4.3 Traditional Approaches to Solving Physics Problems

figure4-4

Figure 4: real-world crash test [20]

4.3.1 Real World Modeling

The first most commonly used solution to physics problems is real world modeling. For example, the Insurance Institute for Highway Safety (IIHS) performs crash tests on almost every vehicle commercially available. They perform these tests in large facility in Ruckersville, VA. Each time they perform a full crash test they use a brand new car, crash test dummies as well as barriers to perform the test [21].

Pros:

  • Incredibly Accurate

Cons:

  • Ineffective Prediction
  • Expensive

Incredibly Accurate:

Real world modeling is very precise. Car accidents happen in the real world; it makes sense for these accidents to be tested in the real world. The IIHS has crash tests including front, side, roof, and head restraint tests. All of these tests are attempting to attain a large amount of accuracy with the tests and ultimately rate cars based on their overall safety [22].

Ineffective prediction:

Real world modeling is not the best at predicting the safety of vehicles. Many issues pervade the crash tests because only a finite amount of them can be performed. For instance, the IIHS side impact test uses a “vehicle” at a regular car height crashing into the side of the test car at 31 mph. However, it is just as likely that a car will hit the side of another car at much faster than 31 mph, or that the cars will not hit directly in the center. The IIHS does not test these possible outcomes and so their ramifications are not known [23][24].

Expensive:

Real crash tests are very expensive when compared to other methods. According to Kelley Blue Book the average new car costs $33,543. Each time one of these cars is tested that new car cost is forfeited. Even ultra rare cars such as the Koenigsegg Agera R worth a staggering $1,611,000 must undergo the same crash tests as every other car [25][26].
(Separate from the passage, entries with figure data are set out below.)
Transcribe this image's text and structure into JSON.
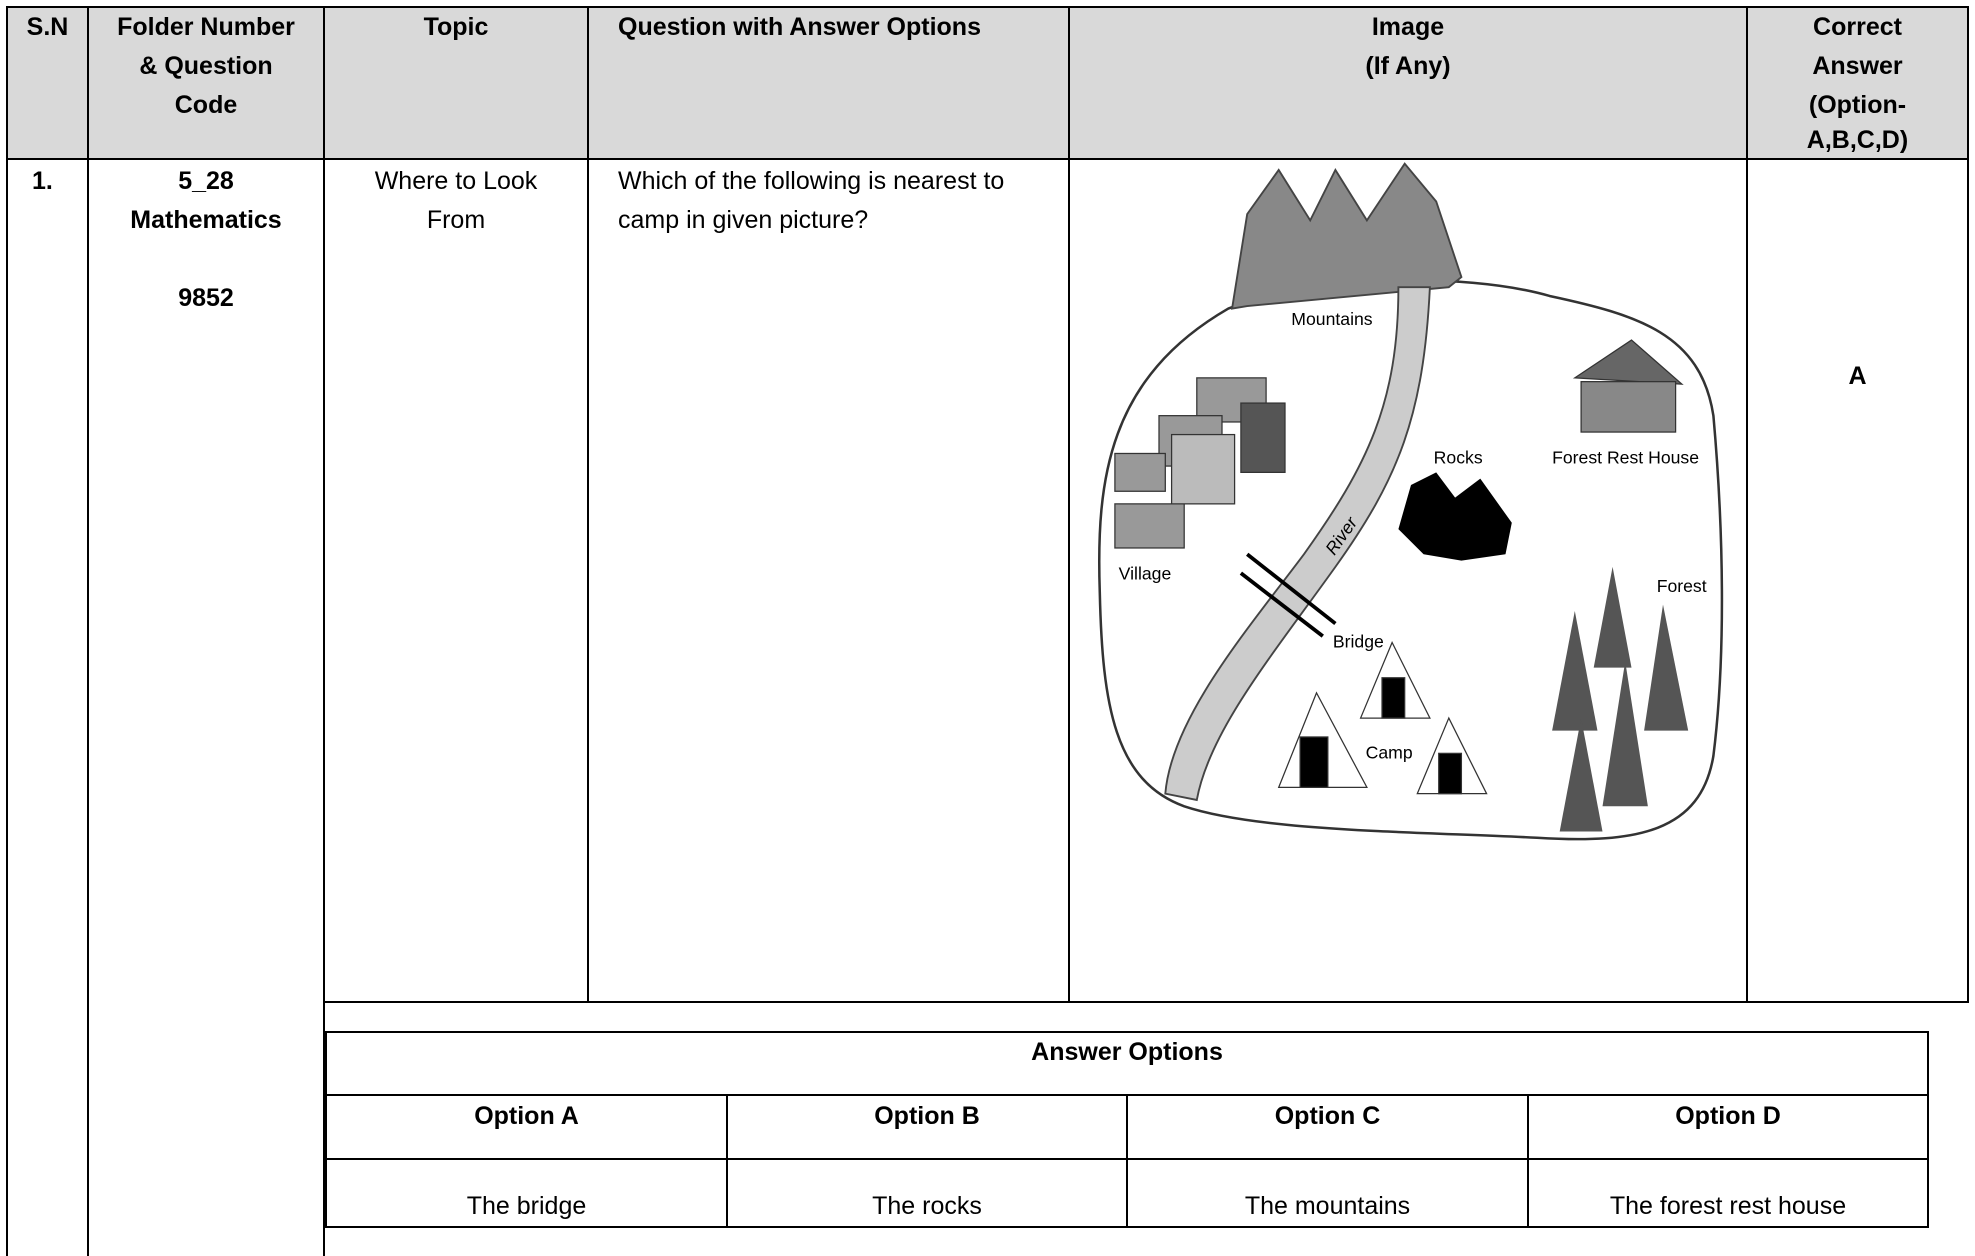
{
  "header": {
    "sn": "S.N",
    "folder": [
      "Folder Number",
      "& Question",
      "Code"
    ],
    "topic": "Topic",
    "question": "Question with Answer Options",
    "image": [
      "Image",
      "(If Any)"
    ],
    "correct": [
      "Correct",
      "Answer",
      "(Option-",
      "A,B,C,D)"
    ]
  },
  "row": {
    "sn": "1.",
    "folder_number": "5_28",
    "subject": "Mathematics",
    "code": "9852",
    "topic": [
      "Where to Look",
      "From"
    ],
    "question": "Which of the following is nearest to camp in given picture?",
    "correct_answer": "A"
  },
  "image_labels": {
    "mountains": "Mountains",
    "village": "Village",
    "rocks": "Rocks",
    "forest_rest_house": "Forest Rest House",
    "river": "River",
    "bridge": "Bridge",
    "forest": "Forest",
    "camp": "Camp"
  },
  "answer_options": {
    "title": "Answer Options",
    "headers": [
      "Option A",
      "Option B",
      "Option C",
      "Option D"
    ],
    "values": [
      "The bridge",
      "The rocks",
      "The mountains",
      "The forest rest house"
    ]
  }
}
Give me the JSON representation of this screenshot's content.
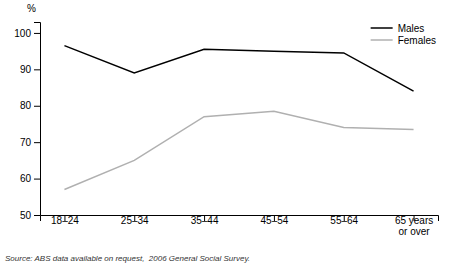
{
  "chart_data": {
    "type": "line",
    "ylabel": "%",
    "source": "Source: ABS data available on request,  2006 General Social Survey.",
    "categories": [
      "18–24",
      "25–34",
      "35–44",
      "45–54",
      "55–64",
      "65 years\nor over"
    ],
    "series": [
      {
        "name": "Males",
        "color": "#000000",
        "values": [
          96.5,
          89.0,
          95.5,
          95.0,
          94.5,
          84.0
        ]
      },
      {
        "name": "Females",
        "color": "#b0b0b0",
        "values": [
          57.0,
          65.0,
          77.0,
          78.5,
          74.0,
          73.5
        ]
      }
    ],
    "ylim": [
      50,
      103
    ],
    "yticks": [
      50,
      60,
      70,
      80,
      90,
      100
    ],
    "legend": "upper right",
    "grid": false
  }
}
4.3.2 Modern Computer Simulation

Another commonly used tactic is modern computer simulation. This can be done on nearly any computer so it is very accessible. Most scientific physics engines are created by the group that is conducting the research so there are not many commercially available however that does not stop some scientific groups from performing quantum simulations to test the rules of our physical world [27].

Pros:

  • Cheap
  • Fast
  • Profound

Cons:

  • Inaccurate
  • Difficult to implement

Cheap:

A nice desktop PC can be bought for around $600 in today’s market [28]. This is the only barrier when attempting to create a physics engine. After this cost, only the cost of electricity and internet are considered which are extremely cheap when compared to the cost of $33,000 on average for each real life crash safety test.

Fast:

Simulation is very fast when compared to real life testing alternatives. Honda Motor Co. has adopted a strategy of using simulation to test new car models and determine their safety before they are officially tested [29]. A company named 3DEXCITE has created very accurate crash testing software for Honda to use in their design process.

Profound:

Computer simulations can be used to find more information than what is just on the surface. Honda Motor Co. is using their new software to examine specific structural deficiencies in their car designs. They are able to take apart and put back together a car in a matter of seconds and exactly determine what parts are failing in the car [29]. Apparently, this is massively useful information when designing a car and cannot be achieved using real world modeling.

Inaccurate:

Virtual simulation is very accurate today but not as accurate as real life modeling. Honda is hoping to achieve 100% accuracy in its tests [29]. They have not been able to achieve that accuracy and it is highly unlikely that they ever will with conventional computer methods. This is because there are always a finite set of data points in a computer simulation whereas in the real world the amount of data is infinite.

Difficult to Implement:

Computer simulations are harder to implement than their real world counterparts. For example, a simple physics demonstration would be throwing a ball to the ground and seeing how many times it would bounce in the air before coming to rest on the ground. In the real world this is very easy to implement, there are 3 steps. Get a ball, then throw it on the ground; lastly, count the number of bounces. In order to recreate this task in a virtual environment the programmer must not only know how to program but they also must know basic force concepts, conservation of energy concepts, they must understand the coefficient of restitution and they must understand how to program graphical entities. Obviously, just throwing a ball on the ground is much easier.

4.3.3 Continuing Examples

Aerodynamics

Modeling aerodynamic properties in the real world is incredibly expensive and often cannot test for all possible types of turbulence. Conventionally simulating aerodynamics misses many details that a real-world simulation would not miss.

Soft-Body Physics

Soft body physics fall victim to the same negatives present in both real-world simulation and computer simulation. Trying to test a car for crash test ratings in the real world is incredibly expensive even though it is accurate in today’s world. Trying to test car crashes in a regular physics engine would not be nearly accurate enough to meet the high safety standards of IIHS (Insurance Institute for Highway Safety).

Climate Science

Climate science often uses a mix of real-world simulation and computer simulation to predict the condition of the global climate. As most people will tell you, the weather forecast is not always very accurate. There must be a better way to model these problems and solve the issues they present. The answer, of course, is Big Data Science.